The ad-free pledge, the essay on why advertising incentives are incompatible with genuine helpfulness, the consistent investment in Constitutional AI — all of it is trust infrastructure that lets Anthropic charge premium prices and win enterprise contracts in regulated industries. Opus 4.8 is the technical layer that makes that trust story credible. No tension between safety and capability — just a model that performs and a company that has decided what it will not do.
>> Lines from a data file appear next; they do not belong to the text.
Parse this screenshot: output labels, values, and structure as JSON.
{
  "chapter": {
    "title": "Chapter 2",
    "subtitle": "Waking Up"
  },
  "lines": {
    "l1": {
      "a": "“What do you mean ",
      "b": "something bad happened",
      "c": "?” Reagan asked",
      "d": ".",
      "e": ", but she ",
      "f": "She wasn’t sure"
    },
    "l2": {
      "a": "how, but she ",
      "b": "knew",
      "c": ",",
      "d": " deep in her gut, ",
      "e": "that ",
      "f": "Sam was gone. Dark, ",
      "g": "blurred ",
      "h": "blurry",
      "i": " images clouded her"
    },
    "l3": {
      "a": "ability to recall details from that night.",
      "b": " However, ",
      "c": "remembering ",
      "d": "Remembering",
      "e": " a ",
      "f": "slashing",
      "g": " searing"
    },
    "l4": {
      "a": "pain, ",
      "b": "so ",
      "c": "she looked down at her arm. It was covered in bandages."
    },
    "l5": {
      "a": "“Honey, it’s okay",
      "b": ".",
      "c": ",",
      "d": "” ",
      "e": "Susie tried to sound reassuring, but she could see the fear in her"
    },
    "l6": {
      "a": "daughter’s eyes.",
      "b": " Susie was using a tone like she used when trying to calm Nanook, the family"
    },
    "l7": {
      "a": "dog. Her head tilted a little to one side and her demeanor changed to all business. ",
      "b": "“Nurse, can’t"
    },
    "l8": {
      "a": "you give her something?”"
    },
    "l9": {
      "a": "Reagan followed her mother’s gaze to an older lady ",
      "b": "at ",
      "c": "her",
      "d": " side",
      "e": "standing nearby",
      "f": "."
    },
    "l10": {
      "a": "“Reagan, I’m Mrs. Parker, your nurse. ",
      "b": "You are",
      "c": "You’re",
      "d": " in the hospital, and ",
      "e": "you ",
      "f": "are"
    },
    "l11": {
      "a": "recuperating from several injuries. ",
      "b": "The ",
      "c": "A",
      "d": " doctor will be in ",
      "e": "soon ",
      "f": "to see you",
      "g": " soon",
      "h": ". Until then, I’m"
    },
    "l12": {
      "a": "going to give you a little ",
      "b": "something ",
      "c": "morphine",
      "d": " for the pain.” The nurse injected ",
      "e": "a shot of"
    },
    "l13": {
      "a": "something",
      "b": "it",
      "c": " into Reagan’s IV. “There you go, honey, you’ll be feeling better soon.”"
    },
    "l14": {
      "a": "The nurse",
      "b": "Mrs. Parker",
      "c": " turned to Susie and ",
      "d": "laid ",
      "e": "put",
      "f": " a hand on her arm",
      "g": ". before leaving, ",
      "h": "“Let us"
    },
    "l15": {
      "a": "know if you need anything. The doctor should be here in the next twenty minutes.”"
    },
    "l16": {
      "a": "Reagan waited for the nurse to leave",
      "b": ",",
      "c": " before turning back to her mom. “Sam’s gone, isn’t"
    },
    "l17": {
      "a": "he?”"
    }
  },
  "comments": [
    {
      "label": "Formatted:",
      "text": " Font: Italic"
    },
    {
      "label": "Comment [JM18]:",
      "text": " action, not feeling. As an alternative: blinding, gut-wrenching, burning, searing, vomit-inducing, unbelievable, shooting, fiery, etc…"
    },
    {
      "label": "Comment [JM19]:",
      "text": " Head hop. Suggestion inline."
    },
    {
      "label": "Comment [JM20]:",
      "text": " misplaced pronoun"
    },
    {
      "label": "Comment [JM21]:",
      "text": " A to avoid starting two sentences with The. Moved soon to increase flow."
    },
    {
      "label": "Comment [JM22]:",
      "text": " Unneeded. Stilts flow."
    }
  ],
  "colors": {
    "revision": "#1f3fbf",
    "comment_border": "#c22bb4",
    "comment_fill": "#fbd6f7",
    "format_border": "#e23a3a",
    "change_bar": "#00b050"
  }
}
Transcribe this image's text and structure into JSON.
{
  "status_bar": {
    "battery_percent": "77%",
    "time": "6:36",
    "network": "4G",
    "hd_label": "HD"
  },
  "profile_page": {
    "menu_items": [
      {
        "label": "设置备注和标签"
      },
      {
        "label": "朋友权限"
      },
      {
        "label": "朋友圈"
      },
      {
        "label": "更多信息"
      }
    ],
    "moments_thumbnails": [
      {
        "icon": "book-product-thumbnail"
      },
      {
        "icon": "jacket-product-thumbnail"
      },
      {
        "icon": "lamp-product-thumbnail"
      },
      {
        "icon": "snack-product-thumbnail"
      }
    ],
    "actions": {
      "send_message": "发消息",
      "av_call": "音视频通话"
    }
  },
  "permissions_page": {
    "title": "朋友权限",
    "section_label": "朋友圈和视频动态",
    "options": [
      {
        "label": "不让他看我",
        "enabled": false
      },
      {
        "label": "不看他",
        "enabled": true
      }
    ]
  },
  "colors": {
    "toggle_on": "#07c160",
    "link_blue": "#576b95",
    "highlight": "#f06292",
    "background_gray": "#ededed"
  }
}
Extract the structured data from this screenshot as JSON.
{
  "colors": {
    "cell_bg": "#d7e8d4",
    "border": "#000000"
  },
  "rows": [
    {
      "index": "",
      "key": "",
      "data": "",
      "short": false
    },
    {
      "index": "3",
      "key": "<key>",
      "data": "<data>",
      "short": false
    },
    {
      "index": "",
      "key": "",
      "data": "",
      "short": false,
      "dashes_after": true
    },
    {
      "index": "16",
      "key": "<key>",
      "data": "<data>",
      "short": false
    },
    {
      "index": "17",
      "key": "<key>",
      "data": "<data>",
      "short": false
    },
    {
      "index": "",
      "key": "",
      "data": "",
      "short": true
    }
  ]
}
That combination is increasingly rare and increasingly valuable.

The Actual Recommendation

If you are running production agentic workflows today and your current model is GPT-5.5 or an earlier Opus, you owe it to your infrastructure to run Opus 4.8 through your eval harness this week. Not because the benchmarks are impressive — benchmarks are proxies. Run it on your actual workload, measure the completion rate, measure the step count, measure the token cost per successful task. Those numbers are what will tell you whether the upgrade is worth it.

My bet is the answer is yes for most agentic pipelines. The cursor benchmark alone — fewer steps for the same intelligence — suggests meaningful efficiency gains that translate directly to production cost reduction. The computer use score suggests better reliability on the long-running, multi-tool tasks that are hardest to debug when they fail.

Anthropic has been shipping at a pace that suggests they understand the market is moving fast. Opus 4.8 is their clearest shot yet at making the case that they are not just a safety-first alternative to OpenAI — they are the capability-first option for serious production work.

The data will tell us if they are right. Run the evals.

Claude Opus 4.8: released May 28, 2026. $5/$25 per million tokens. Hybrid reasoning with adaptive thinking. 1M context window. Super-Agent benchmark: only model to complete every case end-to-end, beats GPT-5.5 at cost parity. Online-Mind2Web: 84%. Available on Claude, Bedrock, Google Cloud, Microsoft Foundry.